We can all tabulate, with laughable ease, the foul details of this most recent debt limit "deal," but I note that the biggest part of the "deal" kicks the can down the road -- specifically, to Thanksgiving, by which time a 12-member "Super Congress" (by God, that sounds even worse than a regular Congress!) will have to figure out how to cut the deficit by $1.2 trillion over the next 10 years. And here I sense opportunity. We've got three and a half months to tell them what to do. Here's what I'm going to tell them:
End all the frickin' wars already. Bring back the Estate Tax at pre-Bush Mobb levels. Tax income over $1 million at 91%, just like Eisenhower did. Tax dividends and capital gains as income, just like Reagan did. Let Medicare negotiate the price of prescription drugs, just like private insurance companies and the Veterans Administration do. Close the carried interest loophole that lets hedge fund managers pay well below the top tax rate on their billions in unearned largesse. Tax all stock trades at one percent (which, alone, would raise over half a trillion dollars a year). Require folks to pay payroll taxes on income over $107,000. End offshore tax havens for corporations (the so-called "Cayman Islands loophole"). Close the corporate tax loopholes that allow bailed-out banks to pay nothing in taxes for entire calendar years.

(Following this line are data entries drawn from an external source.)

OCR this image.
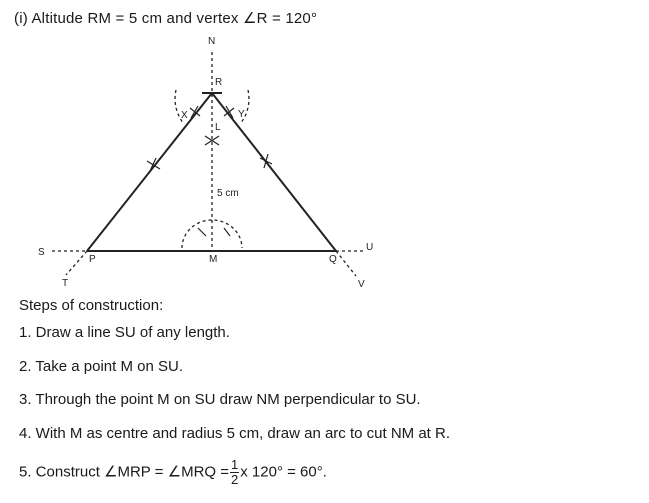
(i) Altitude RM = 5 cm and vertex ∠R = 120°
N
R
L
X	Y
5 cm
S
P	M	Q
U
T	V
Steps of construction:
1. Draw a line SU of any length.
2. Take a point M on SU.
3. Through the point M on SU draw NM perpendicular to SU.
4. With M as centre and radius 5 cm, draw an arc to cut NM at R.
5. Construct ∠MRP = ∠MRQ = $\frac{1}{2}$ x 120° = 60°.
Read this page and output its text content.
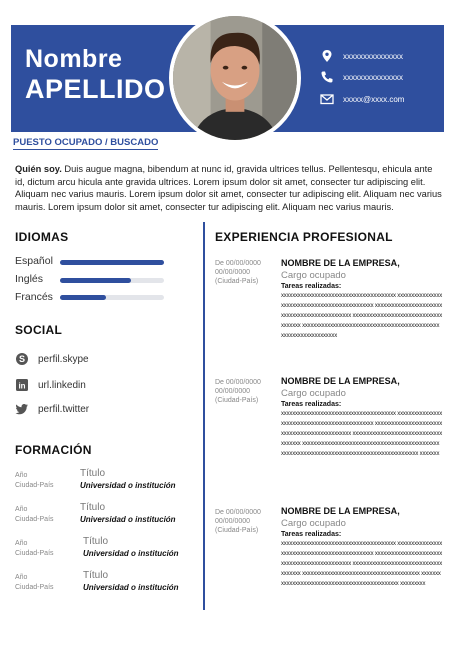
Nombre
APELLIDO
xxxxxxxxxxxxxxx
xxxxxxxxxxxxxxx
xxxxx@xxxx.com
PUESTO OCUPADO / BUSCADO
Quién soy. Duis augue magna, bibendum at nunc id, gravida ultrices tellus. Pellentesqu, ehicula ante id, dictum arcu hicula ante gravida ultrices. Lorem ipsum dolor sit amet, consecter tur adipiscing elit. Aliquam nec varius mauris. Lorem ipsum dolor sit amet, consecter tur adipiscing elit. Aliquam nec varius mauris. Lorem ipsum dolor sit amet, consecter tur adipiscing elit. Aliquam nec varius mauris.
IDIOMAS
Español
Inglés
Francés
SOCIAL
S perfil.skype
in url.linkedin
perfil.twitter
FORMACIÓN
Año
Ciudad-País
Título
Universidad o institución
Año
Ciudad-País
Título
Universidad o institución
Año
Ciudad-País
Título
Universidad o institución
Año
Ciudad-País
Título
Universidad o institución
EXPERIENCIA PROFESIONAL
De 00/00/0000
00/00/0000
(Ciudad-País)
NOMBRE DE LA EMPRESA,
Cargo ocupado
Tareas realizadas:
xxxxxxxxxxxxxxxxxxxxxxxxxxxxxxxxxxxxxxxxx xxxxxxxxxxxxxxxxxxxxxxxxxxxxxxxxxxxxxxxxxxxxxxxxx xxxxxxxxxxxxxxxxxxxxxxxxxxxxxxxxxxxxxxxxxxxxxxxxx xxxxxxxxxxxxxxxxxxxxxxxxxxxxxxxxxxxxxxx xxxxxxxxxxxxxxxxxxxxxxxxxxxxxxxxxxxxxxxxxxxxxxxxx xxxxxxxxxxxxxxxxxxxx
De 00/00/0000
00/00/0000
(Ciudad-País)
NOMBRE DE LA EMPRESA,
Cargo ocupado
Tareas realizadas:
xxxxxxxxxxxxxxxxxxxxxxxxxxxxxxxxxxxxxxxxx xxxxxxxxxxxxxxxxxxxxxxxxxxxxxxxxxxxxxxxxxxxxxxxxx xxxxxxxxxxxxxxxxxxxxxxxxxxxxxxxxxxxxxxxxxxxxxxxxx xxxxxxxxxxxxxxxxxxxxxxxxxxxxxxxxxxxxxxx xxxxxxxxxxxxxxxxxxxxxxxxxxxxxxxxxxxxxxxxxxxxxxxxx xxxxxxxxxxxxxxxxxxxxxxxxxxxxxxxxxxxxxxxxxxxxxxxxx xxxxxxx
De 00/00/0000
00/00/0000
(Ciudad-País)
NOMBRE DE LA EMPRESA,
Cargo ocupado
Tareas realizadas:
xxxxxxxxxxxxxxxxxxxxxxxxxxxxxxxxxxxxxxxxx xxxxxxxxxxxxxxxxxxxxxxxxxxxxxxxxxxxxxxxxxxxxxxxxx xxxxxxxxxxxxxxxxxxxxxxxxxxxxxxxxxxxxxxxxxxxxxxxxx xxxxxxxxxxxxxxxxxxxxxxxxxxxxxxxxxxxxxxx xxxxxxxxxxxxxxxxxxxxxxxxxxxxxxxxxxxxxxxxxx xxxxxxxxxxxxxxxxxxxxxxxxxxxxxxxxxxxxxxxxxxxxxxxxx xxxxxxxxx
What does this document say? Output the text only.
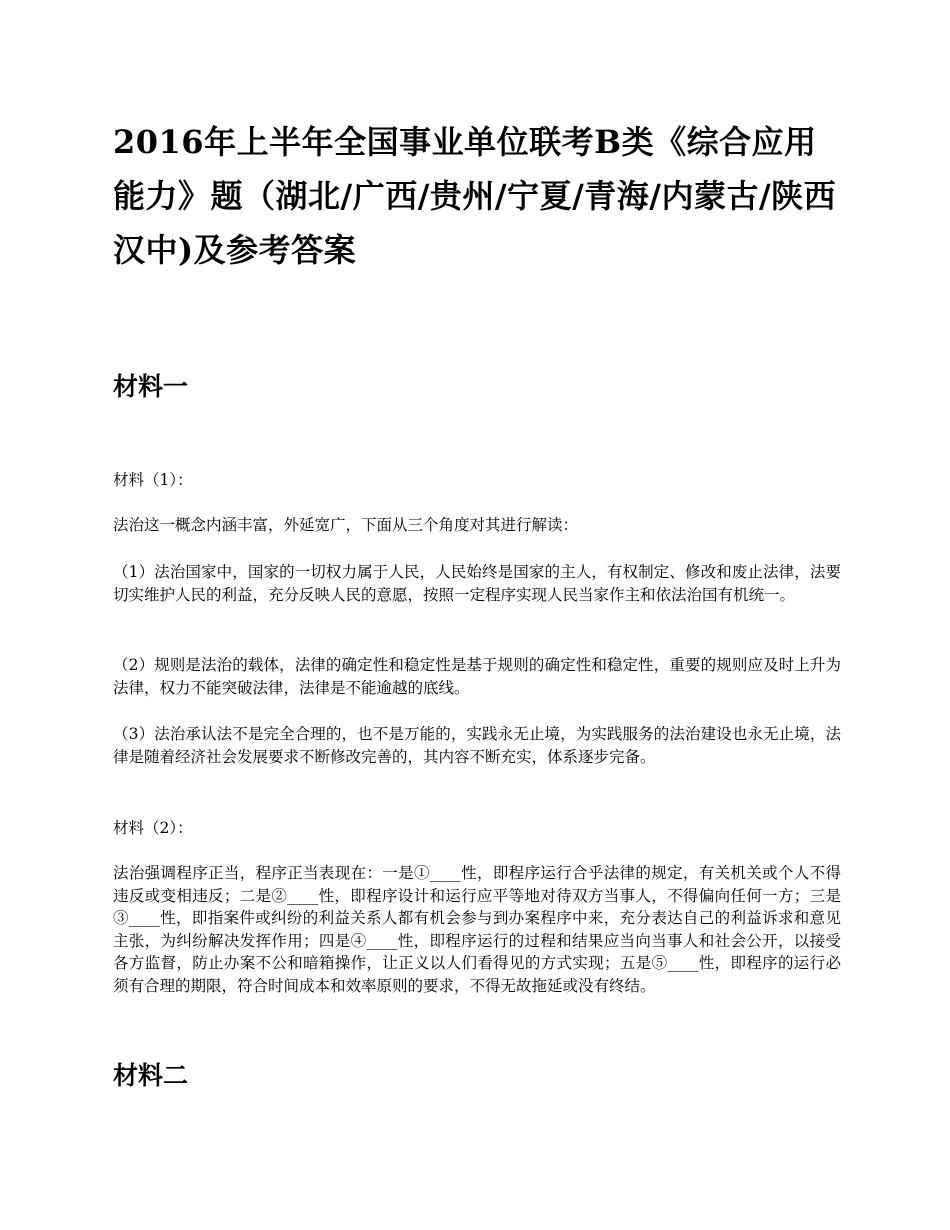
2016年上半年全国事业单位联考B类《综合应用能力》题（湖北/广西/贵州/宁夏/青海/内蒙古/陕西汉中)及参考答案
材料一

材料（1）：

法治这一概念内涵丰富，外延宽广，下面从三个角度对其进行解读：

（1）法治国家中，国家的一切权力属于人民，人民始终是国家的主人，有权制定、修改和废止法律，法要切实维护人民的利益，充分反映人民的意愿，按照一定程序实现人民当家作主和依法治国有机统一。

（2）规则是法治的载体，法律的确定性和稳定性是基于规则的确定性和稳定性，重要的规则应及时上升为法律，权力不能突破法律，法律是不能逾越的底线。

（3）法治承认法不是完全合理的，也不是万能的，实践永无止境，为实践服务的法治建设也永无止境，法律是随着经济社会发展要求不断修改完善的，其内容不断充实，体系逐步完备。

材料（2）：

法治强调程序正当，程序正当表现在：一是①____性，即程序运行合乎法律的规定，有关机关或个人不得违反或变相违反；二是②____性，即程序设计和运行应平等地对待双方当事人，不得偏向任何一方；三是③____性，即指案件或纠纷的利益关系人都有机会参与到办案程序中来，充分表达自己的利益诉求和意见主张，为纠纷解决发挥作用；四是④____性，即程序运行的过程和结果应当向当事人和社会公开，以接受各方监督，防止办案不公和暗箱操作，让正义以人们看得见的方式实现；五是⑤____性，即程序的运行必须有合理的期限，符合时间成本和效率原则的要求，不得无故拖延或没有终结。

材料二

And here's what I'm going to tell them not to cut: the corporate tax rate, Social Security benefits, Medicare benefits, Medicaid benefits, education, the FDA, the EPA, the CFPB, or anything else that helps give good Americans a shot at a better life.
Now you may well be saying to yourself: self, this Super-Congress is going to be rigged from the start, with fire-breathing, government-hating Republicans and moderate, let's-just-all-get-along Democrats. And that's almost certainly the truth! But who cares? Representatives are supposed to represent, hence the word "representative." Senators are supposed to represent, too, because the people vote them in. If our nominal representatives come to understand that this is our will -- and, frankly, I've seen nothing to suggest that it's not -- then they will do it. We may have to tell them a million times. We may have to call them every day and tell them; we may have to go to their offices and tell them; we may have to go to Washington and tell them. But if we tell them enough times, they will do it, if for no other reason than that they're afraid for their jobs. Good luck and God bless.